If this is what His miracles looked like, He may as well have flown around Jerusalem (Mt. 4: 5-7) and been done with it.

This whole issue of the delicacy of mystical imagery is particularly poignant in film, where actual people who we know are not “real” become stand-ins: they do the walking, talking – all of it. Sometimes this is helpful. But no matter how good an actor or director is, you know that “this is not how it actually looked, and that’s not actually Jesus/Mary/etc.” If you want an “authentic picture,” you have to do more work in a way because you need to deconstruct what is being shown and then stick to a mostly shapeless image in your mind.

For these reasons, I want to suggest that the art of animation gets a largely undeserved bad rap, or is at least not given enough serious attention.

This is an absolutely wonderful bit from The Prince of Egypt. The film has a pretty killer soundtrack, but the step back from the “big orchestra” pieces here is particularly effective. The lyrics are a play off of the song which is sung by Moses and the Israelites after the crossing of the Red Sea. Most important, however, is the symbolic imagery – notice especially the moment at 0:38, as a type of the Crucifixion. All of this achieved through “a kid’s medium”… Still very moving, no?

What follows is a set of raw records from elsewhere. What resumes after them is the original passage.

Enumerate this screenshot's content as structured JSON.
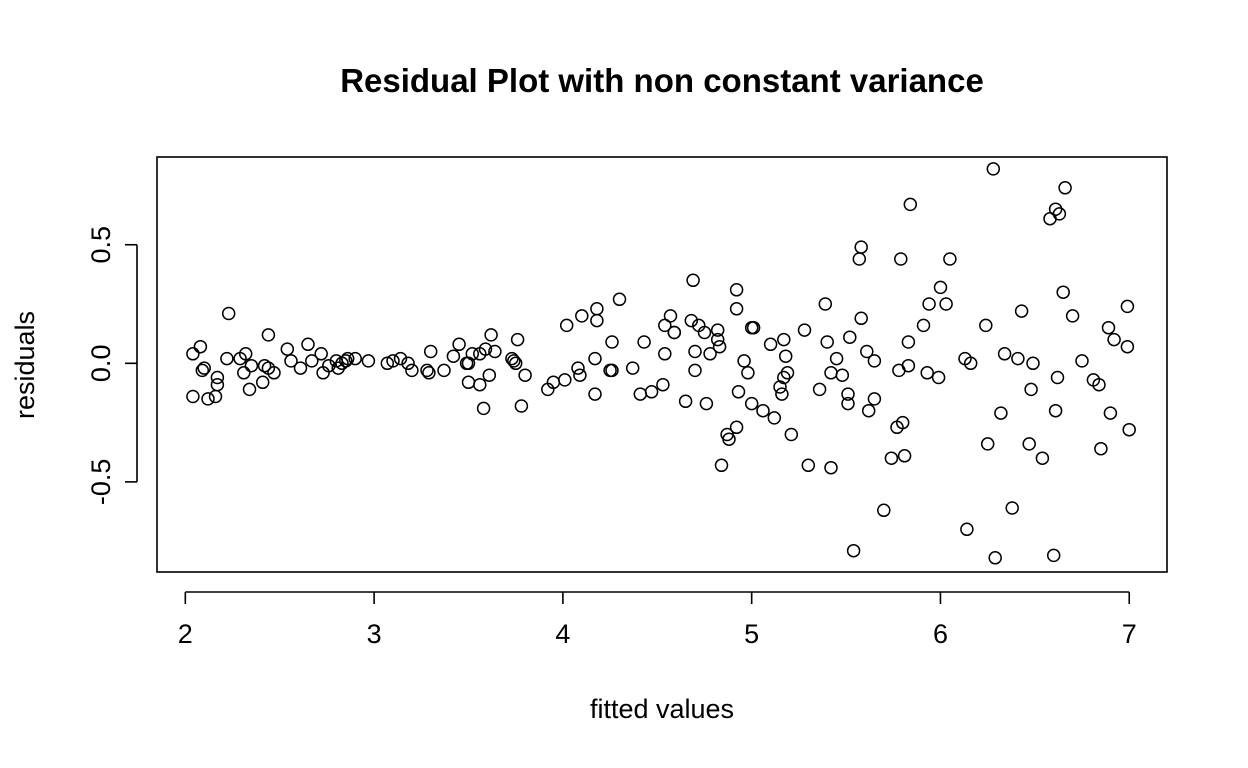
{
  "chart_data": {
    "type": "scatter",
    "title": "Residual Plot with non constant variance",
    "xlabel": "fitted values",
    "ylabel": "residuals",
    "xlim": [
      1.85,
      7.2
    ],
    "ylim": [
      -0.88,
      0.87
    ],
    "xticks": [
      2,
      3,
      4,
      5,
      6,
      7
    ],
    "xtick_labels": [
      "2",
      "3",
      "4",
      "5",
      "6",
      "7"
    ],
    "yticks": [
      -0.5,
      0.0,
      0.5
    ],
    "ytick_labels": [
      "-0.5",
      "0.0",
      "0.5"
    ],
    "grid": false,
    "legend": "none",
    "marker": "open-circle",
    "points": [
      [
        2.04,
        0.04
      ],
      [
        2.04,
        -0.14
      ],
      [
        2.08,
        0.07
      ],
      [
        2.09,
        -0.03
      ],
      [
        2.1,
        -0.02
      ],
      [
        2.12,
        -0.15
      ],
      [
        2.16,
        -0.14
      ],
      [
        2.17,
        -0.09
      ],
      [
        2.17,
        -0.06
      ],
      [
        2.23,
        0.21
      ],
      [
        2.22,
        0.02
      ],
      [
        2.29,
        0.02
      ],
      [
        2.31,
        -0.04
      ],
      [
        2.32,
        0.04
      ],
      [
        2.34,
        -0.11
      ],
      [
        2.35,
        -0.01
      ],
      [
        2.41,
        -0.08
      ],
      [
        2.42,
        -0.01
      ],
      [
        2.44,
        0.12
      ],
      [
        2.44,
        -0.02
      ],
      [
        2.47,
        -0.04
      ],
      [
        2.54,
        0.06
      ],
      [
        2.56,
        0.01
      ],
      [
        2.61,
        -0.02
      ],
      [
        2.65,
        0.08
      ],
      [
        2.67,
        0.01
      ],
      [
        2.72,
        0.04
      ],
      [
        2.73,
        -0.04
      ],
      [
        2.76,
        -0.01
      ],
      [
        2.8,
        0.01
      ],
      [
        2.81,
        -0.02
      ],
      [
        2.83,
        0.0
      ],
      [
        2.85,
        0.01
      ],
      [
        2.86,
        0.02
      ],
      [
        2.9,
        0.02
      ],
      [
        2.97,
        0.01
      ],
      [
        3.07,
        0.0
      ],
      [
        3.1,
        0.01
      ],
      [
        3.14,
        0.02
      ],
      [
        3.18,
        0.0
      ],
      [
        3.2,
        -0.03
      ],
      [
        3.28,
        -0.03
      ],
      [
        3.29,
        -0.04
      ],
      [
        3.3,
        0.05
      ],
      [
        3.37,
        -0.03
      ],
      [
        3.42,
        0.03
      ],
      [
        3.45,
        0.08
      ],
      [
        3.49,
        0.0
      ],
      [
        3.5,
        0.0
      ],
      [
        3.5,
        -0.08
      ],
      [
        3.52,
        0.04
      ],
      [
        3.56,
        -0.09
      ],
      [
        3.56,
        0.04
      ],
      [
        3.58,
        -0.19
      ],
      [
        3.59,
        0.06
      ],
      [
        3.61,
        -0.05
      ],
      [
        3.62,
        0.12
      ],
      [
        3.64,
        0.05
      ],
      [
        3.73,
        0.02
      ],
      [
        3.74,
        0.01
      ],
      [
        3.75,
        0.0
      ],
      [
        3.76,
        0.1
      ],
      [
        3.78,
        -0.18
      ],
      [
        3.8,
        -0.05
      ],
      [
        3.92,
        -0.11
      ],
      [
        3.95,
        -0.08
      ],
      [
        4.01,
        -0.07
      ],
      [
        4.02,
        0.16
      ],
      [
        4.08,
        -0.02
      ],
      [
        4.09,
        -0.05
      ],
      [
        4.1,
        0.2
      ],
      [
        4.17,
        -0.13
      ],
      [
        4.17,
        0.02
      ],
      [
        4.18,
        0.18
      ],
      [
        4.18,
        0.23
      ],
      [
        4.25,
        -0.03
      ],
      [
        4.26,
        0.09
      ],
      [
        4.26,
        -0.03
      ],
      [
        4.3,
        0.27
      ],
      [
        4.37,
        -0.02
      ],
      [
        4.41,
        -0.13
      ],
      [
        4.43,
        0.09
      ],
      [
        4.47,
        -0.12
      ],
      [
        4.53,
        -0.09
      ],
      [
        4.54,
        0.04
      ],
      [
        4.54,
        0.16
      ],
      [
        4.57,
        0.2
      ],
      [
        4.59,
        0.13
      ],
      [
        4.59,
        0.13
      ],
      [
        4.65,
        -0.16
      ],
      [
        4.68,
        0.18
      ],
      [
        4.69,
        0.35
      ],
      [
        4.7,
        0.05
      ],
      [
        4.7,
        -0.03
      ],
      [
        4.72,
        0.16
      ],
      [
        4.76,
        -0.17
      ],
      [
        4.75,
        0.13
      ],
      [
        4.78,
        0.04
      ],
      [
        4.82,
        0.14
      ],
      [
        4.82,
        0.1
      ],
      [
        4.83,
        0.07
      ],
      [
        4.84,
        -0.43
      ],
      [
        4.87,
        -0.3
      ],
      [
        4.88,
        -0.32
      ],
      [
        4.92,
        0.31
      ],
      [
        4.92,
        -0.27
      ],
      [
        4.92,
        0.23
      ],
      [
        4.93,
        -0.12
      ],
      [
        4.96,
        0.01
      ],
      [
        4.98,
        -0.04
      ],
      [
        5.0,
        0.15
      ],
      [
        5.0,
        -0.17
      ],
      [
        5.01,
        0.15
      ],
      [
        5.06,
        -0.2
      ],
      [
        5.1,
        0.08
      ],
      [
        5.12,
        -0.23
      ],
      [
        5.15,
        -0.1
      ],
      [
        5.16,
        -0.13
      ],
      [
        5.17,
        0.1
      ],
      [
        5.17,
        -0.06
      ],
      [
        5.18,
        0.03
      ],
      [
        5.19,
        -0.04
      ],
      [
        5.21,
        -0.3
      ],
      [
        5.28,
        0.14
      ],
      [
        5.3,
        -0.43
      ],
      [
        5.36,
        -0.11
      ],
      [
        5.39,
        0.25
      ],
      [
        5.4,
        0.09
      ],
      [
        5.42,
        -0.04
      ],
      [
        5.42,
        -0.44
      ],
      [
        5.45,
        0.02
      ],
      [
        5.48,
        -0.05
      ],
      [
        5.51,
        -0.13
      ],
      [
        5.51,
        -0.17
      ],
      [
        5.52,
        0.11
      ],
      [
        5.54,
        -0.79
      ],
      [
        5.57,
        0.44
      ],
      [
        5.58,
        0.49
      ],
      [
        5.58,
        0.19
      ],
      [
        5.61,
        0.05
      ],
      [
        5.62,
        -0.2
      ],
      [
        5.65,
        -0.15
      ],
      [
        5.65,
        0.01
      ],
      [
        5.7,
        -0.62
      ],
      [
        5.74,
        -0.4
      ],
      [
        5.77,
        -0.27
      ],
      [
        5.78,
        -0.03
      ],
      [
        5.79,
        0.44
      ],
      [
        5.8,
        -0.25
      ],
      [
        5.81,
        -0.39
      ],
      [
        5.83,
        -0.01
      ],
      [
        5.83,
        0.09
      ],
      [
        5.84,
        0.67
      ],
      [
        5.91,
        0.16
      ],
      [
        5.93,
        -0.04
      ],
      [
        5.94,
        0.25
      ],
      [
        5.99,
        -0.06
      ],
      [
        6.0,
        0.32
      ],
      [
        6.03,
        0.25
      ],
      [
        6.05,
        0.44
      ],
      [
        6.13,
        0.02
      ],
      [
        6.14,
        -0.7
      ],
      [
        6.16,
        0.0
      ],
      [
        6.24,
        0.16
      ],
      [
        6.25,
        -0.34
      ],
      [
        6.28,
        0.82
      ],
      [
        6.29,
        -0.82
      ],
      [
        6.32,
        -0.21
      ],
      [
        6.34,
        0.04
      ],
      [
        6.38,
        -0.61
      ],
      [
        6.41,
        0.02
      ],
      [
        6.43,
        0.22
      ],
      [
        6.47,
        -0.34
      ],
      [
        6.48,
        -0.11
      ],
      [
        6.49,
        0.0
      ],
      [
        6.54,
        -0.4
      ],
      [
        6.58,
        0.61
      ],
      [
        6.6,
        -0.81
      ],
      [
        6.61,
        0.65
      ],
      [
        6.61,
        -0.2
      ],
      [
        6.62,
        -0.06
      ],
      [
        6.63,
        0.63
      ],
      [
        6.65,
        0.3
      ],
      [
        6.66,
        0.74
      ],
      [
        6.7,
        0.2
      ],
      [
        6.75,
        0.01
      ],
      [
        6.81,
        -0.07
      ],
      [
        6.84,
        -0.09
      ],
      [
        6.85,
        -0.36
      ],
      [
        6.89,
        0.15
      ],
      [
        6.9,
        -0.21
      ],
      [
        6.92,
        0.1
      ],
      [
        6.99,
        0.24
      ],
      [
        6.99,
        0.07
      ],
      [
        7.0,
        -0.28
      ]
    ]
  }
}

Compare and contrast with the same scene from a live-action film (go to about 1:14:00):

Here is another example of religious animation done extremely well, telling the story of Bl. Joan of Aza giving birth to her son, St. Dominic:

This short wouldn’t work nearly as well if it weren’t animated. Think about it. There’s an ethereal character to it that allows for the strange to be beautiful in a way that live-action characters would render impossible. (It would end up looking more like this, which wouldn’t seem right.)

These are just a few examples. But it is clear that the “unreal” can achieve certain goods that the “real” can’t, especially with spiritual realities which are distant (or “unreal”) to our intuitions.

In art class in elementary school, we often thought the goal of painting, drawing, etc. was to make the work look as similar to the subject as possible. Maybe this attitude never quite left some of us. And maybe it’s time it did, especially if we are using art to evangelize or catechize.